The slide from disinterest in the well being of others into outright evil is accelerated by the fear mongers that appear in every generation. The Glenn Becks and Rush Limbaughs who nurture the fear and feed the hate. These people make conscious choices to ramp things up, to stir up a frenzy among the masses. They are not unique; history is full of these depraved folks who for profit and egoism disseminate malicious lies and half-truths designed to fuel the anger of those who believe that they have an entitlement that separates them from those they have designated as other.

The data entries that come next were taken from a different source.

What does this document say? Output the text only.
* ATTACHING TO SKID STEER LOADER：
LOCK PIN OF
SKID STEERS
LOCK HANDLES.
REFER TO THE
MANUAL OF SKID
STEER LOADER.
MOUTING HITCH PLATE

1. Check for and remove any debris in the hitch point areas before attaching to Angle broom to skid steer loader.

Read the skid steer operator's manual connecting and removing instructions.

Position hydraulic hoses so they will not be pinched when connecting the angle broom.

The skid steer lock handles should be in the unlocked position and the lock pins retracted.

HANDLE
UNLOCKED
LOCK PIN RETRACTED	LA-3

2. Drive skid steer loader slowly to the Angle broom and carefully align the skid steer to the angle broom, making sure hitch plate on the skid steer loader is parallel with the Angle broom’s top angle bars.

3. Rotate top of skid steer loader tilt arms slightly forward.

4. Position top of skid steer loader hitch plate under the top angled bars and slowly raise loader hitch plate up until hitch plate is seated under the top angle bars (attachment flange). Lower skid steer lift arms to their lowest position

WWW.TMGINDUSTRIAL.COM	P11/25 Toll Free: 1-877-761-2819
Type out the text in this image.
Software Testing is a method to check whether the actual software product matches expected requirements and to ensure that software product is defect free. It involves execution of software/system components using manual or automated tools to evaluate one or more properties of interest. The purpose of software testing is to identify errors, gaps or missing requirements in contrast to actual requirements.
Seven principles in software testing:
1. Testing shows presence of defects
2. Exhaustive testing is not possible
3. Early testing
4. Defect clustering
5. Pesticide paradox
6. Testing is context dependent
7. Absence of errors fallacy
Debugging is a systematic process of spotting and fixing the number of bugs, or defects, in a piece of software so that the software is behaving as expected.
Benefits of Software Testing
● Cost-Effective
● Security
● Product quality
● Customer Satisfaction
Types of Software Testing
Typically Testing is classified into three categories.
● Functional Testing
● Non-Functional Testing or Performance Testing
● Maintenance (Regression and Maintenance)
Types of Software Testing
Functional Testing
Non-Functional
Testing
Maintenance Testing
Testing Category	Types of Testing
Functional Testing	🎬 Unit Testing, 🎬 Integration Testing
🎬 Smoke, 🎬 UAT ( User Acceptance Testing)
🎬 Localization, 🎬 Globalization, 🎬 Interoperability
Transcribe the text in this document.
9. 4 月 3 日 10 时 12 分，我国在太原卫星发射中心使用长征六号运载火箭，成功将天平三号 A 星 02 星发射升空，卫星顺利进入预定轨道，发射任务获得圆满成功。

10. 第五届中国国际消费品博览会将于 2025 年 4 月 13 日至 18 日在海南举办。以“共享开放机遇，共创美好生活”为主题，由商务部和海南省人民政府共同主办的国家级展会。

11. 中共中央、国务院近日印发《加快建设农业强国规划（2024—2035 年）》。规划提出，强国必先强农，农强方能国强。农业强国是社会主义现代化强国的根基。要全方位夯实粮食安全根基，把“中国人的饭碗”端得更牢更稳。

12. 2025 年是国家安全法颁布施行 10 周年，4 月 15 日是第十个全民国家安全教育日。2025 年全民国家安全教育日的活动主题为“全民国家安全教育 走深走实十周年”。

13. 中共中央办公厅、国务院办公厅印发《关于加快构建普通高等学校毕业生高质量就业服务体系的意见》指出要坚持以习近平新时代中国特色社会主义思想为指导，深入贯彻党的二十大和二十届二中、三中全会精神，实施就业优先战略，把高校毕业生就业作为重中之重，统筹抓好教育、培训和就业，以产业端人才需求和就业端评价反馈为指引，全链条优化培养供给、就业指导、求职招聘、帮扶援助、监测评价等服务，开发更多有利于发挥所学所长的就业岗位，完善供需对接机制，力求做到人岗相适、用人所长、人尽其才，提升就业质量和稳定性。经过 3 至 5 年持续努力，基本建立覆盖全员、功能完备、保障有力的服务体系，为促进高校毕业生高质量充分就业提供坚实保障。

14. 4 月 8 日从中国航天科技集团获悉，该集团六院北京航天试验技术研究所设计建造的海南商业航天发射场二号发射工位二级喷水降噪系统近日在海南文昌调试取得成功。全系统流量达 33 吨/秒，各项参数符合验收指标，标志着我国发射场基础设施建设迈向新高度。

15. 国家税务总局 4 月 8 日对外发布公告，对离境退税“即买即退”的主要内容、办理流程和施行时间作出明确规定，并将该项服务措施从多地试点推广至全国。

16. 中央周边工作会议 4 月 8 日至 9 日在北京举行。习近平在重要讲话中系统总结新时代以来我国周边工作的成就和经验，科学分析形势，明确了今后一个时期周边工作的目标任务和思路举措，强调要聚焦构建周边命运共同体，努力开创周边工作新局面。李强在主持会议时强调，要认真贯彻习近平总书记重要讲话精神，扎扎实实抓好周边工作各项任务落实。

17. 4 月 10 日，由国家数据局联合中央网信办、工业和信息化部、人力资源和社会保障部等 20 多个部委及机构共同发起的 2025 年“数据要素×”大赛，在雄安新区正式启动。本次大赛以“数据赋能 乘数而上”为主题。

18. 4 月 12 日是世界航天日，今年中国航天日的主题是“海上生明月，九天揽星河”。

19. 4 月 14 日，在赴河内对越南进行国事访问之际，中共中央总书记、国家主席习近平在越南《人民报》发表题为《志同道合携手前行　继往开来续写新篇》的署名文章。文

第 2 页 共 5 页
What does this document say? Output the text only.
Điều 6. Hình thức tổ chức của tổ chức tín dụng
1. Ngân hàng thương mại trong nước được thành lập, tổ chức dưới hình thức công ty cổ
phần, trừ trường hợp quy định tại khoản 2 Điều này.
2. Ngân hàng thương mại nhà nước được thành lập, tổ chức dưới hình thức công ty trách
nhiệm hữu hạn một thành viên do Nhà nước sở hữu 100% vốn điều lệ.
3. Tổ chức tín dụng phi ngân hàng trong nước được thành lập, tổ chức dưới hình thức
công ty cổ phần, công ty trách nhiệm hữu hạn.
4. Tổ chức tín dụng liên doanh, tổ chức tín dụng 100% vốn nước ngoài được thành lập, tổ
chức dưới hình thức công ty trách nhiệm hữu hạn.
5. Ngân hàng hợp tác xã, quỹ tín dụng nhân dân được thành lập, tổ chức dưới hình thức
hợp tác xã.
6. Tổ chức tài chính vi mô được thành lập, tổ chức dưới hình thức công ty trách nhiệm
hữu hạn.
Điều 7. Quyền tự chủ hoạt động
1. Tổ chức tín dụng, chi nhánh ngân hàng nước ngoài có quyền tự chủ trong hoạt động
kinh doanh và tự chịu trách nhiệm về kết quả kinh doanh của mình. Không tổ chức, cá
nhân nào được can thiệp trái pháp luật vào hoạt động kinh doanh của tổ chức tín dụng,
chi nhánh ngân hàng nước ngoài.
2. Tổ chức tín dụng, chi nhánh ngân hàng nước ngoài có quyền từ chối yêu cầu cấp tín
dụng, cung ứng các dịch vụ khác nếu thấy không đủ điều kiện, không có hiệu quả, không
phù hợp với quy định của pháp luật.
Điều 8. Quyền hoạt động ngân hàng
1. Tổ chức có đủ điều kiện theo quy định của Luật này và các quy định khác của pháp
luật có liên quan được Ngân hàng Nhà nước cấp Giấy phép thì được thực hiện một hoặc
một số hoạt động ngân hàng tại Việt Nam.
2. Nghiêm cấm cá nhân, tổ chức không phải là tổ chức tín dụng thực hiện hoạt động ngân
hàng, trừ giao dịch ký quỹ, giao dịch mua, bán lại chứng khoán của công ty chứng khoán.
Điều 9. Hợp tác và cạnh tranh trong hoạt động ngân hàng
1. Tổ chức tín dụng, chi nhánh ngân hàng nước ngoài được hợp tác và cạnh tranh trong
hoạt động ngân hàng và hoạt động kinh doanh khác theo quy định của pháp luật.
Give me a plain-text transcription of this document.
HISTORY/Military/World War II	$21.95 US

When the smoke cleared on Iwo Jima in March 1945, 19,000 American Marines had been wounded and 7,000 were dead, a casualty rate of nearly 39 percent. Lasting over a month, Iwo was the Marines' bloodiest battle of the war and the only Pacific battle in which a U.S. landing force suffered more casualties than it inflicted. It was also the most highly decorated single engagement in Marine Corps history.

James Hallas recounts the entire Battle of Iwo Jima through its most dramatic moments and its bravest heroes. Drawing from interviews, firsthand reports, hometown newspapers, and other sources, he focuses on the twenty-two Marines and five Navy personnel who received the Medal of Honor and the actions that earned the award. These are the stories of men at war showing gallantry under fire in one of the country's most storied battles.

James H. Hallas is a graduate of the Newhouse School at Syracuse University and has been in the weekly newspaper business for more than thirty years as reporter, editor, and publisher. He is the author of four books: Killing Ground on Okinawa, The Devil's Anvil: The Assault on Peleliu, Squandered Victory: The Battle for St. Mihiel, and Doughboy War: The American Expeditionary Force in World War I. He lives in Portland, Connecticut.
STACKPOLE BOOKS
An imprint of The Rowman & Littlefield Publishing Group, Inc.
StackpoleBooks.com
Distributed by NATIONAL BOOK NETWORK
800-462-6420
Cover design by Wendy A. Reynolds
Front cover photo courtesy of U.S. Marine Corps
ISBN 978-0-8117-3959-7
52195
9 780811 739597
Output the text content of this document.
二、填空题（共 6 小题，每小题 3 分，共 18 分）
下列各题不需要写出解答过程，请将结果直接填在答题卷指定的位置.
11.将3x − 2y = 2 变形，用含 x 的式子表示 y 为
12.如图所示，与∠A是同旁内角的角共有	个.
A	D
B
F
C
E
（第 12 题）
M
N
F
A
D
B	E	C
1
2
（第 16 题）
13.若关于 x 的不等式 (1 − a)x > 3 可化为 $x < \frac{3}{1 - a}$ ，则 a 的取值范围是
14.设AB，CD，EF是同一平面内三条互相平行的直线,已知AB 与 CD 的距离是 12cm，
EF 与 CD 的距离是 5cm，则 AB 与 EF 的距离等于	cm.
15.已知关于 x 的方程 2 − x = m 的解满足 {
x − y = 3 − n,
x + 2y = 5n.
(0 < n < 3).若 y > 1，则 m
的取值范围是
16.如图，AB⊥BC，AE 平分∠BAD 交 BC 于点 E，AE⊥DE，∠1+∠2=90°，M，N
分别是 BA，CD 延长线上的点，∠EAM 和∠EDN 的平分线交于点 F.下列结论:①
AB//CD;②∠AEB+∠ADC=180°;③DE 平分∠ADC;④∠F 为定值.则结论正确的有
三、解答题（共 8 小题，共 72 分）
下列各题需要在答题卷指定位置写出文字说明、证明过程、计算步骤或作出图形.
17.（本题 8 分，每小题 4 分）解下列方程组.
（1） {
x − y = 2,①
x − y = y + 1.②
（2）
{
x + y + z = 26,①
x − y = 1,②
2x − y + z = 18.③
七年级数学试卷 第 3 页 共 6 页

I don't believe that there is some essential goodness in humankind that will simply win out. I'm not a total pessimist; to the contrary, I think that we have the ability to teach people to make more humane, informed choices. However, it means that we have to continually reiterate the need for change. We can't simply live locally and hope that the global issues will resolve if we build a sense of local community. Humankind is interconnected and we are global, regardless of what we may want to be. I understand the desire to withdraw from the larger world and to focus on one's community, but we do not live in isolation. There are no walls that can be built that are high enough to keep out the rest of the troubled world. Our local community is global.